Pam, meanwhile, finds her life falling apart. Bad Education doesn’t excuse her actions, but it deftly examines the pressures put upon her to live in and provide a certain level of comfort and prosperity. The pursuit of the middle-class lifestyle demanded by her peers and, more pressingly, her family. Janney is, of course, excellent. Pam can seem unapologetic and deeply ashamed, often within the same shot.

And then there’s Rachel, still asking questions, because she wants to be a journalist and she’s been taught to act with integrity. An hour into the film and the revelations aren’t over. She suddenly finds herself in the midst of the kind of corrupt politics that most kids don’t have to deal with. Her coming-of-age story is a loss of innocence as her eyes are opened to the breadth of hypocrisy in the seemingly safe and prosperous suburbs around her. You could argue that Cory Finley’s film is just as damning a portrayal of American suburbia as more sensational titles like Blue Velvet or Polyester. He just dresses it up differently.

Finley impressed greatly a couple of years ago with his acerbic debut Thoroughbreds (check it out!). Bad Education is an equally assured film, maybe even more-so because of how unassuming it appears on the surface. For context, consider Alexander Payne’s transition from Election to About Schmidt. Finley is similarly able to switch from sexy dark comedy to a more measured, even seasoned sensibility and retain a sense of fine artistry. His own investment in the material – regardless of it’s commercial viability – is communicated through the screen, creating magnetic and interesting work.

Insider trading is referenced in a frank conversation between Rachel and her father, and of course with the benefit of hindsight we can place this 2002 drama in the context of the financial crisis that would hobble the economy only 5 years later. Bad Education is about a climate of complacency. In all this Finley never looses sight of the human factor. His film may judge these people, but it understands them also. That’s a necessary act if we’re to institutionalise something better in people, something we see, optimistically, in Rachel.

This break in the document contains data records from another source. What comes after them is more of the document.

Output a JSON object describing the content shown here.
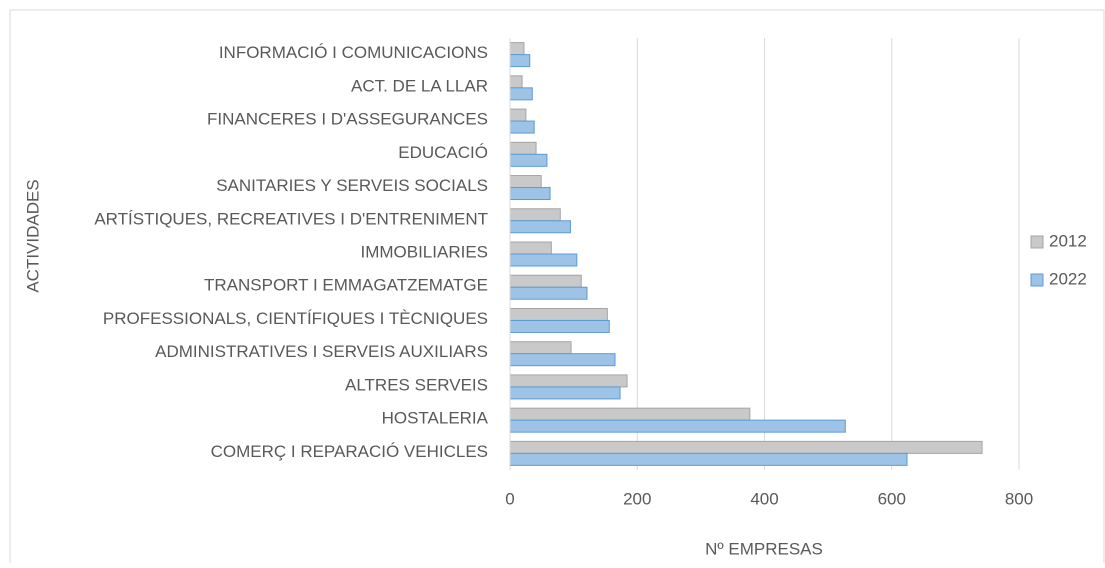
{
  "chart_data": {
    "type": "bar",
    "orientation": "horizontal",
    "xlabel": "Nº EMPRESAS",
    "ylabel": "ACTIVIDADES",
    "categories": [
      "INFORMACIÓ I COMUNICACIONS",
      "ACT. DE LA LLAR",
      "FINANCERES I D'ASSEGURANCES",
      "EDUCACIÓ",
      "SANITARIES Y SERVEIS SOCIALS",
      "ARTÍSTIQUES, RECREATIVES I D'ENTRENIMENT",
      "IMMOBILIARIES",
      "TRANSPORT I EMMAGATZEMATGE",
      "PROFESSIONALS, CIENTÍFIQUES I TÈCNIQUES",
      "ADMINISTRATIVES I SERVEIS AUXILIARS",
      "ALTRES SERVEIS",
      "HOSTALERIA",
      "COMERÇ I REPARACIÓ VEHICLES"
    ],
    "series": [
      {
        "name": "2012",
        "color": "#c9c9c9",
        "values": [
          22,
          19,
          25,
          41,
          49,
          79,
          65,
          112,
          153,
          96,
          184,
          377,
          742
        ]
      },
      {
        "name": "2022",
        "color": "#9dc3e6",
        "values": [
          31,
          35,
          38,
          58,
          63,
          95,
          105,
          121,
          156,
          165,
          173,
          527,
          624
        ]
      }
    ],
    "xlim": [
      0,
      800
    ],
    "xticks": [
      0,
      200,
      400,
      600,
      800
    ],
    "grid": true,
    "legend": "right"
  }
}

Maybe some hard lessons are worth it after all.

 

2 thoughts on “Review: Bad Education

  1. What was Frank’s motive? He did not feel appreciated for all the efforts he has been doing for the school. He took advantage of ( or lavishly interpreted) the discretion given to him by the School Board re matters of expenses that would achieve the goals for the school. He included among them how he represents himself. In a sense, given how close the town is to nearby corporate America ( What Wall Street represents), he might have interpreted his leeway as only similar to what some corporate execs legally get via ” corporate perks” (e.g., when a wife travels with a corporate top exec, do you charge him for that part of the cost of flying?). It is all about the environment that surrounded the drama which made this story seem credible.

    1. Absolutely. You articulated it perfectly. A fine examination of entitlement. Exceeded my expectations.